The strategy of negative gearing generates vastly more revenue for the government than the cost of the concession. It also reduces the amount of housing the government has to provide.

Oh really?

I challenge you to find one, just one, reputable source that supports your point of view.

To name just a couple on the other side of the argument, we’ve got preeminent Australian economists such as Saul Eslake and former Treasury Secretary Ken Henry pointing out that it costs the government many billions of dollars per year in foregone revenue, and does next to nothing to increase the supply of housing or reduce rents.

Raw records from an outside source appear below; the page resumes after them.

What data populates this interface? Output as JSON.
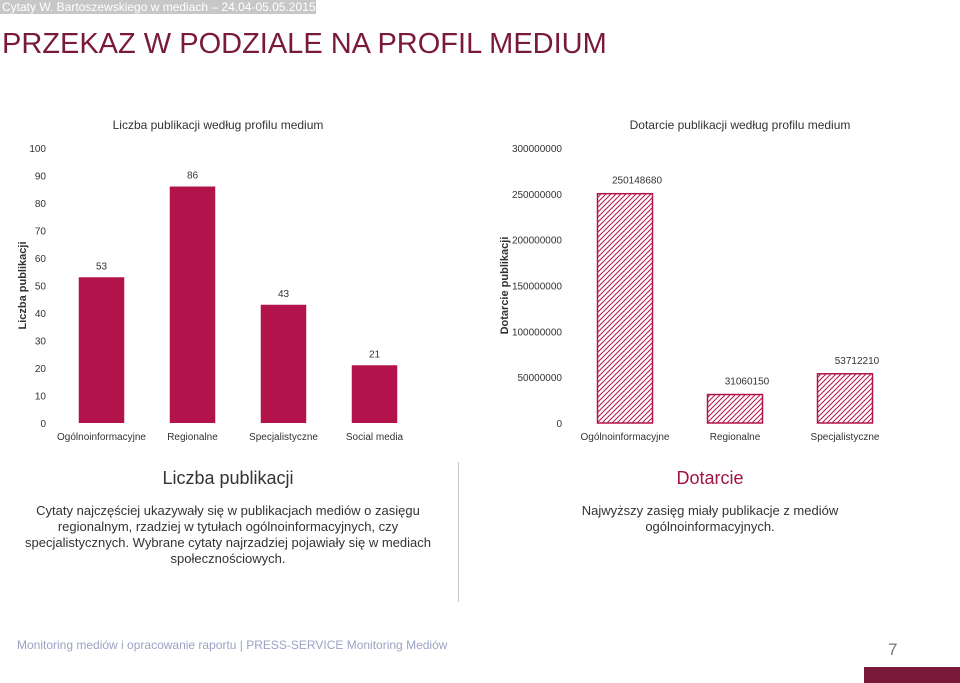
{
  "header": {
    "strip_text": "Cytaty W. Bartoszewskiego w mediach – 24.04-05.05.2015"
  },
  "slide": {
    "title": "PRZEKAZ W PODZIALE NA PROFIL MEDIUM"
  },
  "colors": {
    "bar_fill": "#b2134a",
    "accent": "#a3133f",
    "hatch": "#b2134a",
    "brand": "#7a1a3a"
  },
  "chart_data": [
    {
      "type": "bar",
      "title": "Liczba publikacji według profilu medium",
      "ylabel": "Liczba publikacji",
      "xlabel": "",
      "categories": [
        "Ogólnoinformacyjne",
        "Regionalne",
        "Specjalistyczne",
        "Social media"
      ],
      "values": [
        53,
        86,
        43,
        21
      ],
      "data_labels": [
        "53",
        "86",
        "43",
        "21"
      ],
      "ylim": [
        0,
        100
      ],
      "yticks": [
        "0",
        "10",
        "20",
        "30",
        "40",
        "50",
        "60",
        "70",
        "80",
        "90",
        "100"
      ],
      "grid": false,
      "fill": "solid"
    },
    {
      "type": "bar",
      "title": "Dotarcie publikacji według profilu medium",
      "ylabel": "Dotarcie publikacji",
      "xlabel": "",
      "categories": [
        "Ogólnoinformacyjne",
        "Regionalne",
        "Specjalistyczne"
      ],
      "values": [
        250148680,
        31060150,
        53712210
      ],
      "data_labels": [
        "250148680",
        "31060150",
        "53712210"
      ],
      "ylim": [
        0,
        300000000
      ],
      "yticks": [
        "0",
        "50000000",
        "100000000",
        "150000000",
        "200000000",
        "250000000",
        "300000000"
      ],
      "grid": false,
      "fill": "hatched"
    }
  ],
  "sections": {
    "left": {
      "heading": "Liczba publikacji",
      "body": "Cytaty najczęściej ukazywały się w publikacjach mediów o zasięgu regionalnym, rzadziej w tytułach ogólnoinformacyjnych, czy specjalistycznych. Wybrane cytaty najrzadziej pojawiały się w mediach społecznościowych."
    },
    "right": {
      "heading": "Dotarcie",
      "body": "Najwyższy zasięg miały publikacje z mediów ogólnoinformacyjnych."
    }
  },
  "footer": {
    "text": "Monitoring mediów i opracowanie raportu  |  PRESS-SERVICE Monitoring Mediów",
    "page_number": "7"
  }
}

At the risk of getting into someone else’s argument, what about the sources of revenue the government has thanks to residential property investment? Rates, CGT, GST on new builds, stamp duty, developer fees, etc? Obviously these are all taxes levied for a variety of reasons, but I would have to wonder whether the government could collect so much CGT if people weren’t NG’ing. As I understand it CGT collected significantly exceeds NG concessions.

Of course, many would argue that CGT shouldn’t have a 50% discount, but that could be removed if inflation based indexing was reintroduced.

Seeing as over 90% of NG occurs on existing properties and not newly built ones I don’t think it would come close to the revenue foregone.
Although if someone wanted to do a detailed economic analysis of the effects of NG on the economy, what is the overall cost to the economy of artificially increasing prices through investors speculating on non productive assets instead of putting that capital to better use? What’s the opportunity cost of the policy?